Старик взял тетрадь и долго смотрел на нее тусклыми глазами, в которых уже умирала жизнь.

— Бумага, да… — пробормотал он, — прежде ее было много… в нее завертывали разные вещи.

Молодая женщина быстро опустила бутылку и с любопытством уставилась на бумагу.

— Какие вещи? — спросила она. Старик промолчал, задумчиво глядя на толстую тетрадь.

— На ней писали, я знаю… в мое время еще находились люди, которые умели разбирать эти знаки…

— Ну? — нетерпеливо перебил мужчина.

— Не помню! — уныло закончил старик.

— Не помнишь? — с торжеством подхватил мужчина и вырвал у него тетрадь. — Старый болтун!.. Ты все лжешь и ничего не знаешь!..

— Нет, знаю… прежде, когда-то…

— Когда-то, когда-то!.. — с раздражением крикнул мужчина и с силой швырнул тетрадь в огонь.

Искры золотым фонтаном полетели во все стороны. Огонь взметнулся и припал к земле. Все потемнело вокруг. Но вот листы тетради тихо зашевелились и стали медленно разворачиваться, точно корчась от боли. Потом края ее потемнели, синенький огонек робко лизнул их раз, другой и вдруг вспыхнул веселым, легким и ярким пламенем. Выступили из мрака странно-зеленые лохматые лапы елей и ближайшие стволы, за которыми спряталась черная тьма.

Молодая женщина радостно захлопала в ладоши.

— Ах, как красиво! — воскликнула она.

Листы быстро разворачивались и загорались один за другим. Яркое пламя танцевало над ними, а по мере того, как сгорали, чернели и распадались листы, черные знаки на них перебегали золотыми искорками.

Все сидели молча и смотрели. Даже ребенок проснулся и, высунув из лохмотьев матери свое худенькое грязное личико, сквозь спутанные волосы внимательно смотрел на огонь. У этого ребенка были такие же черные, миндалевидные глаза, как у матери, но волосы отливали золотом.

Наконец вспыхнул последний огонек и погас. Только по кучке черного пепла еще перебегали живые, золотые искорки, намечая какие-то давно забытые, таинственные знаки.

Мужчина тронул эту кучку палкой, и она рассыпалась легкой белой золой.
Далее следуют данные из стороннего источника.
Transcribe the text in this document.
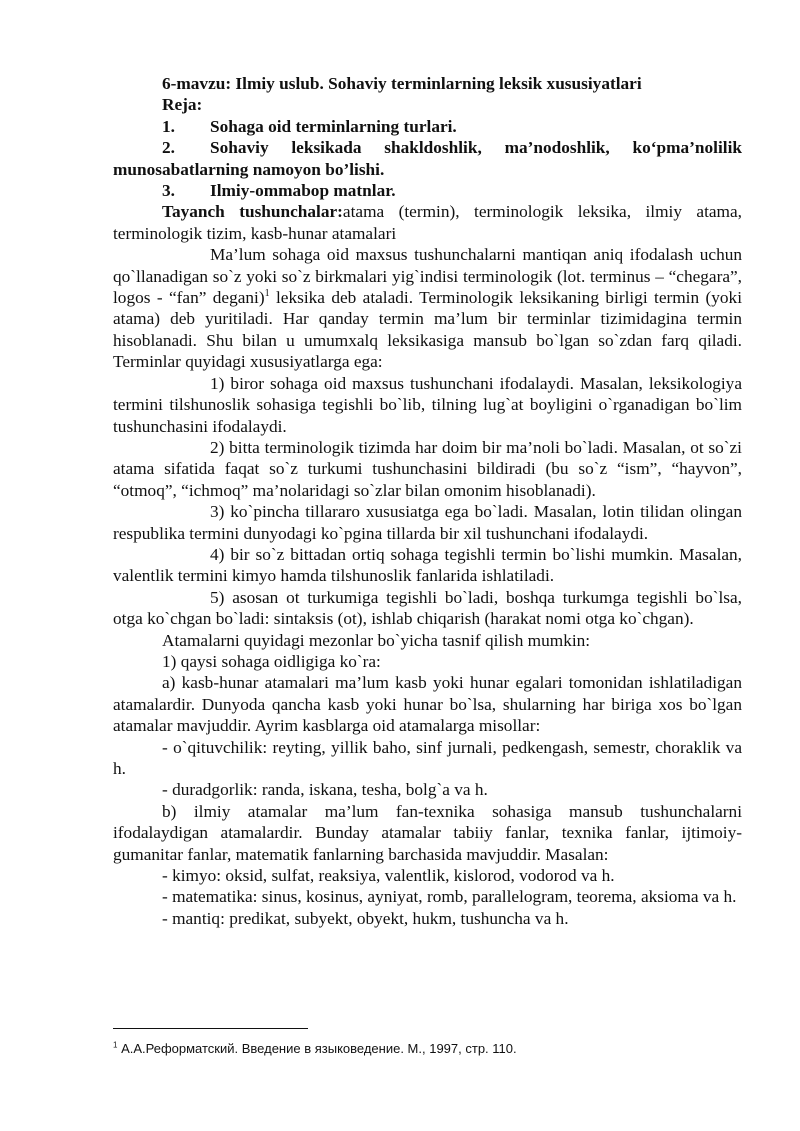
6-mavzu: Ilmiy uslub. Sohaviy terminlarning leksik xususiyatlari

Reja:

1. Sohaga oid terminlarning turlari.

2. Sohaviy leksikada shakldoshlik, ma’nodoshlik, ko‘pma’nolilik munosabatlarning namoyon bo’lishi.

3. Ilmiy-ommabop matnlar.

Tayanch tushunchalar:atama (termin), terminologik leksika, ilmiy atama, terminologik tizim, kasb-hunar atamalari

Ma’lum sohaga oid maxsus tushunchalarni mantiqan aniq ifodalash uchun qo`llanadigan so`z yoki so`z birkmalari yig`indisi terminologik (lot. terminus – “chegara”, logos - “fan” degani)$^1$ leksika deb ataladi. Terminologik leksikaning birligi termin (yoki atama) deb yuritiladi. Har qanday termin ma’lum bir terminlar tizimidagina termin hisoblanadi. Shu bilan u umumxalq leksikasiga mansub bo`lgan so`zdan farq qiladi. Terminlar quyidagi xususiyatlarga ega:

1) biror sohaga oid maxsus tushunchani ifodalaydi. Masalan, leksikologiya termini tilshunoslik sohasiga tegishli bo`lib, tilning lug`at boyligini o`rganadigan bo`lim tushunchasini ifodalaydi.

2) bitta terminologik tizimda har doim bir ma’noli bo`ladi. Masalan, ot so`zi atama sifatida faqat so`z turkumi tushunchasini bildiradi (bu so`z “ism”, “hayvon”, “otmoq”, “ichmoq” ma’nolaridagi so`zlar bilan omonim hisoblanadi).

3) ko`pincha tillararo xususiatga ega bo`ladi. Masalan, lotin tilidan olingan respublika termini dunyodagi ko`pgina tillarda bir xil tushunchani ifodalaydi.

4) bir so`z bittadan ortiq sohaga tegishli termin bo`lishi mumkin. Masalan, valentlik termini kimyo hamda tilshunoslik fanlarida ishlatiladi.

5) asosan ot turkumiga tegishli bo`ladi, boshqa turkumga tegishli bo`lsa, otga ko`chgan bo`ladi: sintaksis (ot), ishlab chiqarish (harakat nomi otga ko`chgan).

Atamalarni quyidagi mezonlar bo`yicha tasnif qilish mumkin:

1) qaysi sohaga oidligiga ko`ra:

a) kasb-hunar atamalari ma’lum kasb yoki hunar egalari tomonidan ishlatiladigan atamalardir. Dunyoda qancha kasb yoki hunar bo`lsa, shularning har biriga xos bo`lgan atamalar mavjuddir. Ayrim kasblarga oid atamalarga misollar:

- o`qituvchilik: reyting, yillik baho, sinf jurnali, pedkengash, semestr, choraklik va h.

- duradgorlik: randa, iskana, tesha, bolg`a va h.

b) ilmiy atamalar ma’lum fan-texnika sohasiga mansub tushunchalarni ifodalaydigan atamalardir. Bunday atamalar tabiiy fanlar, texnika fanlar, ijtimoiy-gumanitar fanlar, matematik fanlarning barchasida mavjuddir. Masalan:

- kimyo: oksid, sulfat, reaksiya, valentlik, kislorod, vodorod va h.

- matematika: sinus, kosinus, ayniyat, romb, parallelogram, teorema, aksioma va h.

- mantiq: predikat, subyekt, obyekt, hukm, tushuncha va h.

$^1$ А.А.Реформатский. Введение в языковедение. М., 1997, стр. 110.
Старик долго смотрел на золу, потом вздохнул и сказал, с выражением тупой и покорной безнадежности:

— Забыл, — все забыл!..

Ребенок посмотрел на него, потом повернулся к матери и бледными, грязными ручонками стал нетерпеливо рыться в ее лохмотьях, издавая слабый, но настоящий писк. Молодая женщина улыбнулась и обнажила перед ним свою округлую, нежную грудь. Ребенок жадно вцепился в нее грязными пальчиками, припал слюнявым ротиком, зачмокал и блаженно затих.



II

СГОРЕВШАЯ РУКОПИСЬ

«Вот уже больше года, как мы совершенно отрезаны и живем нелепыми слухами, непостижимо возникающими в нашем оторванном от всего мира лагере.

Последнее радио, полученное нашей станцией из Ипсвича, было уже давно. Из этой короткой и оборванной телеграммы мы узнали, что последний оплот контрреволюции пал, и после сорокадневного кровавого боя на улицах Лондона, на три четверти разрушенного, в Англии поднялся красный флаг.
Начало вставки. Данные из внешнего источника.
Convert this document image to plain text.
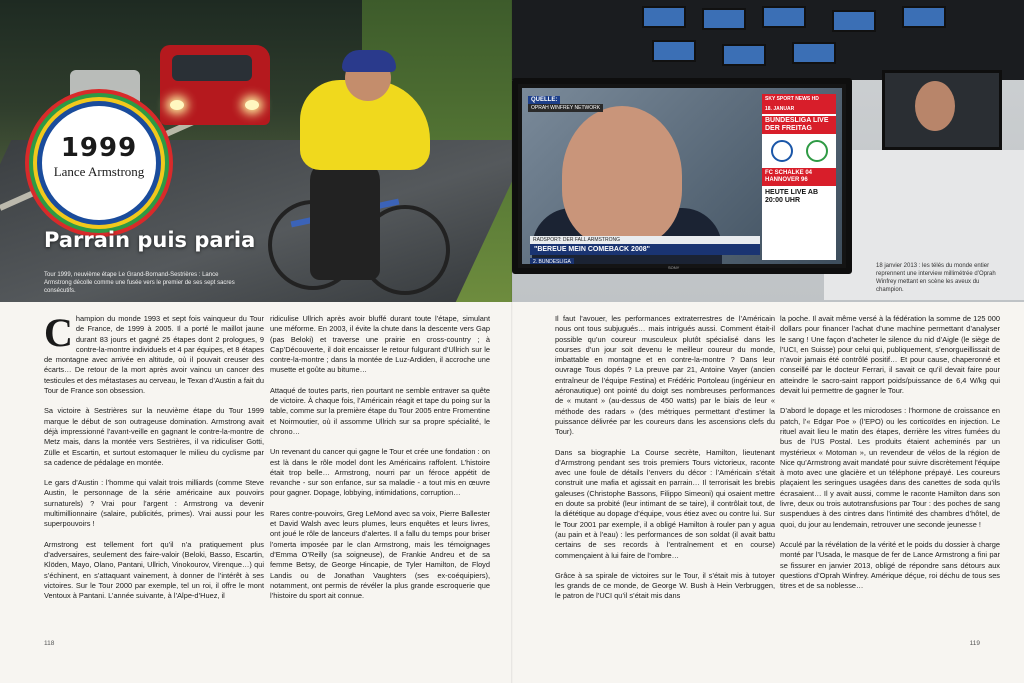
1999
Lance Armstrong
Parrain puis paria
Tour 1999, neuvième étape Le Grand-Bornand-Sestrières : Lance Armstrong décolle comme une fusée vers le premier de ses sept sacres consécutifs.
QUELLE:
OPRAH WINFREY NETWORK
SKY SPORT NEWS HD
18. JANUAR
BUNDESLIGA LIVE DER FREITAG
FC SCHALKE 04 HANNOVER 96
HEUTE LIVE AB 20:00 UHR
RADSPORT: DER FALL ARMSTRONG
"BEREUE MEIN COMEBACK 2008"
2. BUNDESLIGA
SONY	18 janvier 2013 : les télés du monde entier reprennent une interview millimétrée d’Oprah Winfrey mettant en scène les aveux du champion.

Champion du monde 1993 et sept fois vainqueur du Tour de France, de 1999 à 2005. Il a porté le maillot jaune durant 83 jours et gagné 25 étapes dont 2 prologues, 9 contre-la-montre individuels et 4 par équipes, et 8 étapes de montagne avec arrivée en altitude, où il pouvait creuser des écarts… De retour de la mort après avoir vaincu un cancer des testicules et des métastases au cerveau, le Texan d’Austin a fait du Tour de France son obsession.

Sa victoire à Sestrières sur la neuvième étape du Tour 1999 marque le début de son outrageuse domination. Armstrong avait déjà impressionné l’avant-veille en gagnant le contre-la-montre de Metz mais, dans la montée vers Sestrières, il va ridiculiser Gotti, Zülle et Escartin, et surtout estomaquer le milieu du cyclisme par sa cadence de pédalage en montée.

Le gars d’Austin : l’homme qui valait trois milliards (comme Steve Austin, le personnage de la série américaine aux pouvoirs surnaturels) ? Vrai pour l’argent : Armstrong va devenir multimillionnaire (salaire, publicités, primes). Vrai aussi pour les superpouvoirs !

Armstrong est tellement fort qu’il n’a pratiquement plus d’adversaires, seulement des faire-valoir (Beloki, Basso, Escartin, Klöden, Mayo, Olano, Pantani, Ullrich, Vinokourov, Virenque…) qui s’échinent, en s’attaquant vainement, à donner de l’intérêt à ses victoires. Sur le Tour 2000 par exemple, tel un roi, il offre le mont Ventoux à Pantani. L’année suivante, à l’Alpe-d’Huez, il

ridiculise Ullrich après avoir bluffé durant toute l’étape, simulant une méforme. En 2003, il évite la chute dans la descente vers Gap (pas Beloki) et traverse une prairie en cross-country ; à Cap’Découverte, il doit encaisser le retour fulgurant d’Ullrich sur le contre-la-montre ; dans la montée de Luz-Ardiden, il accroche une musette et goûte au bitume…

Attaqué de toutes parts, rien pourtant ne semble entraver sa quête de victoire. À chaque fois, l’Américain réagit et tape du poing sur la table, comme sur la première étape du Tour 2005 entre Fromentine et Noirmoutier, où il assomme Ullrich sur sa propre spécialité, le chrono…

Un revenant du cancer qui gagne le Tour et crée une fondation : on est là dans le rôle model dont les Américains raffolent. L’histoire était trop belle… Armstrong, nourri par un féroce appétit de revanche - sur son enfance, sur sa maladie - a tout mis en œuvre pour gagner. Dopage, lobbying, intimidations, corruption…

Rares contre-pouvoirs, Greg LeMond avec sa voix, Pierre Ballester et David Walsh avec leurs plumes, leurs enquêtes et leurs livres, ont joué le rôle de lanceurs d’alertes. Il a fallu du temps pour briser l’omerta imposée par le clan Armstrong, mais les témoignages d’Emma O’Reilly (sa soigneuse), de Frankie Andreu et de sa femme Betsy, de George Hincapie, de Tyler Hamilton, de Floyd Landis ou de Jonathan Vaughters (ses ex-coéquipiers), notamment, ont permis de révéler la plus grande escroquerie que l’histoire du sport ait connue.

Il faut l’avouer, les performances extraterrestres de l’Américain nous ont tous subjugués… mais intrigués aussi. Comment était-il possible qu’un coureur musculeux plutôt spécialisé dans les courses d’un jour soit devenu le meilleur coureur du monde, imbattable en montagne et en contre-la-montre ? Dans leur ouvrage Tous dopés ? La preuve par 21, Antoine Vayer (ancien entraîneur de l’équipe Festina) et Frédéric Portoleau (ingénieur en aéronautique) ont pointé du doigt ses nombreuses performances de « mutant » (au-dessus de 450 watts) par le biais de leur « méthode des radars » (des métriques permettant d’estimer la puissance délivrée par les coureurs dans les ascensions clefs du Tour).

Dans sa biographie La Course secrète, Hamilton, lieutenant d’Armstrong pendant ses trois premiers Tours victorieux, raconte avec une foule de détails l’envers du décor : l’Américain s’était construit une mafia et agissait en parrain… Il terrorisait les brebis galeuses (Christophe Bassons, Filippo Simeoni) qui osaient mettre en doute sa probité (leur intimant de se taire), il contrôlait tout, de la diététique au dopage d’équipe, vous étiez avec ou contre lui. Sur le Tour 2001 par exemple, il a obligé Hamilton à rouler pan y agua (au pain et à l’eau) : les performances de son soldat (il avait battu certains de ses records à l’entraînement et en course) commençaient à lui faire de l’ombre…

Grâce à sa spirale de victoires sur le Tour, il s’était mis à tutoyer les grands de ce monde, de George W. Bush à Hein Verbruggen, le patron de l’UCI qu’il s’était mis dans

la poche. Il avait même versé à la fédération la somme de 125 000 dollars pour financer l’achat d’une machine permettant d’analyser le sang ! Une façon d’acheter le silence du nid d’Aigle (le siège de l’UCI, en Suisse) pour celui qui, publiquement, s’enorgueillissait de n’avoir jamais été contrôlé positif… Et pour cause, chaperonné et conseillé par le docteur Ferrari, il savait ce qu’il devait faire pour atteindre le sacro-saint rapport poids/puissance de 6,4 W/kg qui devait lui permettre de gagner le Tour.

D’abord le dopage et les microdoses : l’hormone de croissance en patch, l’« Edgar Poe » (l’EPO) ou les corticoïdes en injection. Le rituel avait lieu le matin des étapes, derrière les vitres fumées du bus de l’US Postal. Les produits étaient acheminés par un mystérieux « Motoman », un revendeur de vélos de la région de Nice qu’Armstrong avait mandaté pour suivre discrètement l’équipe à moto avec une glacière et un téléphone prépayé. Les coureurs plaçaient les seringues usagées dans des canettes de soda qu’ils écrasaient… Il y avait aussi, comme le raconte Hamilton dans son livre, deux ou trois autotransfusions par Tour : des poches de sang suspendues à des cintres dans l’intimité des chambres d’hôtel, de quoi, du jour au lendemain, retrouver une seconde jeunesse !

Acculé par la révélation de la vérité et le poids du dossier à charge monté par l’Usada, le masque de fer de Lance Armstrong a fini par se fissurer en janvier 2013, obligé de répondre sans détours aux questions d’Oprah Winfrey. Amérique déçue, roi déchu de tous ses titres et de sa noblesse…

118	119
Трудно описать восторг, охвативший нас при этом известии! Отчаянная, хотя совершенно бессмысленная, заранее обреченная на неудачу, защита буржуазии, доведя мир до страшной катастрофы, сломлена окончательно, и победному шествию великой социальной революции отныне нет больше преград.

Я никогда не забуду эту кучку людей с обнаженными головами и лицами, горящими энтузиазмом, столпившихся на холме у высокой мачты радиотелеграфа. Над нами было свободное небо, перед нами — вольная ширь океана, и ветер, подхватывая могучие звуки интернационального гимна, уносил их вдаль, туда, где наши братья, в дыму и огне последнего восстания, заканчивали великое дело.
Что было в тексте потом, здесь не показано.